= Amara Tabor-Smith =

American choreographer and performer

Amara Tabor-Smith (born 1965) is a San Francisco Bay Area-based choreographer and performer noted for significant contributions to dance that draw on, celebrate, and reconfigure African-American and women's history.

==Career==
Tabor-Smith spent a decade as a dancer, then Associate Artistic Director with the internationally acclaimed Urban Bush Women dance company of New York City, where she was a part of developing the company's early community engagement methodologies. As founder of Deep Waters Dance Theater, she creates choreographic work rooted in ritual and exploring issues facing people of color and the environment. Her 2011 work Our Daily Bread - which explored what and how we eat - included live cooking and eating and was described as "a theatrically cogent, emotionally rich piece of dance theater that made us laugh at ourselves and want to scream at the end."

Tabor-Smith won a San Francisco Guardian 2013 Best of the Bay award for He Moved Swiftly But Gently Down the Not Too Crowded Street: Ed Mock and Other True Tales in a City That Once Was, which consisted of 11 site-specific performances that journeyed through the life of Bay Area dance pioneer Ed Mock. "Everybody's saying the feisty, freaky soul of San Francisco is dying," the SF Guardian wrote. "Finally someone did something about it, in the form of resurrecting one of the city's most treasured cult arts figures. ...You could feel Mock smiling fearlessly, glorious in a giant pink tutu, back on the streets."

Tabor-Smith has performed in the works of a number of noted choreographers, many of whom inform her own work. These include Ed Mock, Joanna Haigood of Zaccho Dance Theatre, Pearl Ubungen, Ronald K. Brown, Liz Lerman, Faustin Linyekula, Anne Bluethenthal, Adia Tamar Whitaker and Sara Shelton Mann. She has also performed in the works of theater artists Anna Deavere Smith, Aya de Leon, Herbert Siquenza, The SF Mime Troupe, and Marc Bamuthi Joseph. Tabor-Smith choreographed and appeared as a dancer in Shakti Butler's documentary film Making Whiteness Visible. Her work with DWDT and Headmistress has been performed at Espaço Xisto in Salvador, Bahia; Rue Danse Festival in Brazzaville, Congo; Judson Memorial Church and Movement Research in New York City as well as many venues throughout the San Francisco/Bay Area.

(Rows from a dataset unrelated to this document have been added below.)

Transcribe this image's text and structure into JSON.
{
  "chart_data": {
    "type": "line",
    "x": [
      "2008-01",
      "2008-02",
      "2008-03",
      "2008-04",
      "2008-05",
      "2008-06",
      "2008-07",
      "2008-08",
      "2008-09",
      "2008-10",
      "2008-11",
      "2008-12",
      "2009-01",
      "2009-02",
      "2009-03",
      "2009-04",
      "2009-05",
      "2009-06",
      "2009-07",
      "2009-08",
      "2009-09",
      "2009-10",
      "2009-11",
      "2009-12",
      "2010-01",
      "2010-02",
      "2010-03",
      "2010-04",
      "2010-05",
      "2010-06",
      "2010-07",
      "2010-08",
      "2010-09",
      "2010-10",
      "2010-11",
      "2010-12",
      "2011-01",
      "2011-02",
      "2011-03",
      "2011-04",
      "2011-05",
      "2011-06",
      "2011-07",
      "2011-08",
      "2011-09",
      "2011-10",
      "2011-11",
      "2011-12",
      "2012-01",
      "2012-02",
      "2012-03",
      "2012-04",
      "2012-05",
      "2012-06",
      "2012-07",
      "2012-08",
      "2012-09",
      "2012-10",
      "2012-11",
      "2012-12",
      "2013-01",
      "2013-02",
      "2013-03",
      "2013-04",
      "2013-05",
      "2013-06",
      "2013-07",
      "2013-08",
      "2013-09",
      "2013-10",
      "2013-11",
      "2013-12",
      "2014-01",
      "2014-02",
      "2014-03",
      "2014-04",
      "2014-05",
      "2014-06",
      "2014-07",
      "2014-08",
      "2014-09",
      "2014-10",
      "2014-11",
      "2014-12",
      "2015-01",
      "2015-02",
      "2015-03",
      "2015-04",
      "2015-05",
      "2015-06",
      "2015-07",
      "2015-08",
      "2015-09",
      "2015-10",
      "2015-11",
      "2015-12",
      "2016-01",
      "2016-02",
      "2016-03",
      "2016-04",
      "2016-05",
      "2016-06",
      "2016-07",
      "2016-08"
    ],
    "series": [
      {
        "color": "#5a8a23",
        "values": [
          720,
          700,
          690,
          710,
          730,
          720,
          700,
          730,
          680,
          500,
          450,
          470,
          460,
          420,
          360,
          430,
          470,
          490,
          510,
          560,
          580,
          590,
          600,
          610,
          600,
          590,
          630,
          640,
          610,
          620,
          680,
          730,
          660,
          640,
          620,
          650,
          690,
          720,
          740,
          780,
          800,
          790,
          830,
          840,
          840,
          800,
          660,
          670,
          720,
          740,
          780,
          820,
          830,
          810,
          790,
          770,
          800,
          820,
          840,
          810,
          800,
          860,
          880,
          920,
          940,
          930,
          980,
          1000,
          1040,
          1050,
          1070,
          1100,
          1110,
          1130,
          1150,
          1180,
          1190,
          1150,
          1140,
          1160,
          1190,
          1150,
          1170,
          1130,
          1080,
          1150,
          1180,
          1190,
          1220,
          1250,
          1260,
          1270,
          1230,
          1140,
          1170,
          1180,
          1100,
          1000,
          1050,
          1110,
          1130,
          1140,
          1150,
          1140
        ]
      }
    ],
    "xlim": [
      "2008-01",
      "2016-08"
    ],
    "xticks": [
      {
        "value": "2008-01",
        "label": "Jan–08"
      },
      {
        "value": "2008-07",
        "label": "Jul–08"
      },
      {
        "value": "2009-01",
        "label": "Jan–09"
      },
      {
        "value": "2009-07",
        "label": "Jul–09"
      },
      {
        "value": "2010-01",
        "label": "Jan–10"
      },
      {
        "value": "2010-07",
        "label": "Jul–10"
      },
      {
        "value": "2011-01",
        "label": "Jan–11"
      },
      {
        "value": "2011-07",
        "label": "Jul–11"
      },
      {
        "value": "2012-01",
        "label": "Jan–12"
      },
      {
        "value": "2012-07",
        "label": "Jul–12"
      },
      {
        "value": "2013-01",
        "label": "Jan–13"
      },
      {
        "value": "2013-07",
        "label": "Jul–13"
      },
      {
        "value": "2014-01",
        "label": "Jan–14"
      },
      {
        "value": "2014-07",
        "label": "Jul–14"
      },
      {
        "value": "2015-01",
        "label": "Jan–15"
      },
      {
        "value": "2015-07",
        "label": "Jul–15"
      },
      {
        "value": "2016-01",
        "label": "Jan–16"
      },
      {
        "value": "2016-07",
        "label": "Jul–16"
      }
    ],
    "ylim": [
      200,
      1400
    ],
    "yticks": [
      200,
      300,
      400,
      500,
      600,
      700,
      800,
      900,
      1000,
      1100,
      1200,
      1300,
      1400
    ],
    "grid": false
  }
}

==Awards and recognition==
Tabor-Smith has received numerous grants and residencies, including Creative Work Fund's Performing Arts Grant, The Headlands Center for the Arts artist in residence, CHIME Mentorship Exchange grant, Green Choreographers Residency at Dance Exchange. She is currently Artist in Residence at ODC/Dance in San Francisco. She received a Creative Capital award in 2016 with artist Ellen Sebastian Chang. Tabor-Smith received the Rainin Arts Fellowship (formerly The Rainin Fellowship) in 2021.